I’ve been familiar with prison writing for some time now, but this book brought me an extensive glance into the prison world. I had some colleagues at NAU who taught classes at the local prison. Here at Georgia College, as part of our Arts & Letters journal staff, I read submissions and I received several from inmates in prison. Though I’ve heard several of my colleagues make offhand remarks about the writing and I never received anything that I deemed worthy of passing up to the Poetry editor, I always made sure to return the original poems (usually handwritten on notebook paper) in the included self-addressed stamp envelope along with the rejection notification. It broke my heart that people would send off their only copy of poems. I’m sure many prisoners don’t receive their work back.

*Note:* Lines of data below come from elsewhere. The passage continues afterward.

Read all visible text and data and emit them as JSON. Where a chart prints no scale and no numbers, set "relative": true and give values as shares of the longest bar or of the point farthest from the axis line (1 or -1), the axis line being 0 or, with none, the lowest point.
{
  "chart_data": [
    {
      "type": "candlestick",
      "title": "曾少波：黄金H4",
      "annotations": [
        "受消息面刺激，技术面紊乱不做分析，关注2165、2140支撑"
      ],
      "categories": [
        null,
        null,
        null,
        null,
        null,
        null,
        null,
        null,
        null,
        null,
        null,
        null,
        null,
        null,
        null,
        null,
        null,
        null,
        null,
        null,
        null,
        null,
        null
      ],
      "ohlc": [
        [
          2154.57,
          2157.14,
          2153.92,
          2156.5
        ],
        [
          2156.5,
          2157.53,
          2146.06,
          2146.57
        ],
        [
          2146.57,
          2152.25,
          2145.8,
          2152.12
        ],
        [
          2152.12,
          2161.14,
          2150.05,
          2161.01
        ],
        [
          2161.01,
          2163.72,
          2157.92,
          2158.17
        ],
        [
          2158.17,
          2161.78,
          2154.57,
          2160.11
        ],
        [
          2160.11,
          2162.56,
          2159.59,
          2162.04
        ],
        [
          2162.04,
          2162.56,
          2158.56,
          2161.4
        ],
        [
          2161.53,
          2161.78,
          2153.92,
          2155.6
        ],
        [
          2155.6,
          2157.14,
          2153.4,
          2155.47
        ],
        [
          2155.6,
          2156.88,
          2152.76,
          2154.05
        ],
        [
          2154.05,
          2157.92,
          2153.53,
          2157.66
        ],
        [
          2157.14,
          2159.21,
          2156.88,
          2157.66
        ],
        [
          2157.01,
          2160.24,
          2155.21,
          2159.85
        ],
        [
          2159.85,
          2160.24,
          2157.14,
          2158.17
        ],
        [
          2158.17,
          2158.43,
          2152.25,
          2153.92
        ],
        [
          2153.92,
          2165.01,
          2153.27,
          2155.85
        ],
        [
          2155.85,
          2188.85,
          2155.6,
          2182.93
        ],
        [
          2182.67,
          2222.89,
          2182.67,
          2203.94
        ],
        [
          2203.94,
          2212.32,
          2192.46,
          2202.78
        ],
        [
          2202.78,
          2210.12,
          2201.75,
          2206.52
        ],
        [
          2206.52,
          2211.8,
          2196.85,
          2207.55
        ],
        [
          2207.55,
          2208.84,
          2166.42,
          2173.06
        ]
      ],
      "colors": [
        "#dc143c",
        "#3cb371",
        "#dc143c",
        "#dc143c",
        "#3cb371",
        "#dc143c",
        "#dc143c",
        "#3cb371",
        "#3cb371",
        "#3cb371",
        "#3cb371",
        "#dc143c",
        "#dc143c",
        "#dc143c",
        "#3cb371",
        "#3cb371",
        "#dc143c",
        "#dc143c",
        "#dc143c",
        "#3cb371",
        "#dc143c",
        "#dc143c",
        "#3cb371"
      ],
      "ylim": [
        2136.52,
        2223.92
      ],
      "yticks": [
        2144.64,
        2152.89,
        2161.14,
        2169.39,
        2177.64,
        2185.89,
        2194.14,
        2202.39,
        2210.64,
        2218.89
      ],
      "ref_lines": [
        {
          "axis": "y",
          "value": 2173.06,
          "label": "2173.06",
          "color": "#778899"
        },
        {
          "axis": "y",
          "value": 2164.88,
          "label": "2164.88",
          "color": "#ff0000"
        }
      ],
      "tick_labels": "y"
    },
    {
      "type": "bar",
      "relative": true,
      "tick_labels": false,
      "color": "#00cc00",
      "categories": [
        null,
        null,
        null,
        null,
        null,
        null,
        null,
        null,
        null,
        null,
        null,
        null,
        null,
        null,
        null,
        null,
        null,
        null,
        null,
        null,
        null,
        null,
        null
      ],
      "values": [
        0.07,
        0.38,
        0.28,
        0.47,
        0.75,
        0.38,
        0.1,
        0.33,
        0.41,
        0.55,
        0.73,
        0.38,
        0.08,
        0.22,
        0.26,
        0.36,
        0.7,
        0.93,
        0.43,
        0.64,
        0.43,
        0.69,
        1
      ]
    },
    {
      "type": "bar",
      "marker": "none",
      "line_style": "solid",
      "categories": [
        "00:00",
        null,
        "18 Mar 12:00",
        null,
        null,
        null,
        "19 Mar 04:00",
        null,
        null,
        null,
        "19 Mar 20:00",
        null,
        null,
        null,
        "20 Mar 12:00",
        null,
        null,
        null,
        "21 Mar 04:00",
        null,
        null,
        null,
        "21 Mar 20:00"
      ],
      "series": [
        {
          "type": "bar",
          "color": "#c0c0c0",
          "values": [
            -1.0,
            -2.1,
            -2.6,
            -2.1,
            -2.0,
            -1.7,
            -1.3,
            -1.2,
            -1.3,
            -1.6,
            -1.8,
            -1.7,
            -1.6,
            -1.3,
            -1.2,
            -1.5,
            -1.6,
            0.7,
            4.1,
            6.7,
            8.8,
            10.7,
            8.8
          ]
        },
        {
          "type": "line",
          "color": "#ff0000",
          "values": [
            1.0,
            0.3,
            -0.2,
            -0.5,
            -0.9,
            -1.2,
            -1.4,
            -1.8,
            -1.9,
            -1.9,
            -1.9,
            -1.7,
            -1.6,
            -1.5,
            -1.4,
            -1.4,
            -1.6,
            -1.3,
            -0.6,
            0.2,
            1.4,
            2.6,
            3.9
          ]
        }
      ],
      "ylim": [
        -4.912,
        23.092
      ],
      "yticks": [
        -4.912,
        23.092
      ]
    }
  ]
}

I tried to enroll in the PEN Mentoring Program, serving as an anonymous mentor who corresponds with a prisoner through mail, but they have “enough” volunteers for 2011, and they “may” need more help in 2012. I don’t see how you can ever have too many volunteers, when it seems as though there are many, many prisoners out there who want to write and have others see/critique their writing, but for some reason they’ve got a cap on it.



Crossing the Yard brought me many familiar names of poets, including Barbara Anderson, my advisor at NAU. I thought the book was well-written, informative, and interestingly structured, considering Shelton is covering 30 years of working as a prison volunteer. For me, the most moving part of the book was the relationship between Shelton and Charles Schmid, since Schmid was the catalyst for Shelton getting into all of the volunteering. I will definitely be checking out texts from Shelton’s Suggested Work list at the back, so I can continue to inform myself on prison writing.


However, I thought the book’s conclusion and the idea that the solution to these problems is just to “go volunteer ourselves, teaching whatever field we specialize in” fell flat. The prison issues (from riots to race relations to rape) are far too complicated to be corrected simply by education. It seems as though we need to start much higher up with the law makers and law enforcers, decriminalizing most (if not all) drugs, decriminalizing white collar crime, etc.


By decriminalizing these lesser crimes, perhaps police will be able to spend more time focused on the important crimes— the murders, the rapes, violence against children. I certainly wish that the death of my Uncle TJ had been given the amount of attention it deserved by investigators, but I bet if I checked the city arrest logs and prison admission logs, we would find people who had vandalized a building or racked up too many speeding tickets. Our priorities are completely out of whack, and, though I appreciate all that teaching creative writing can offer on an individual level, I don’t think educating those within the prison can solve things from the inside-out.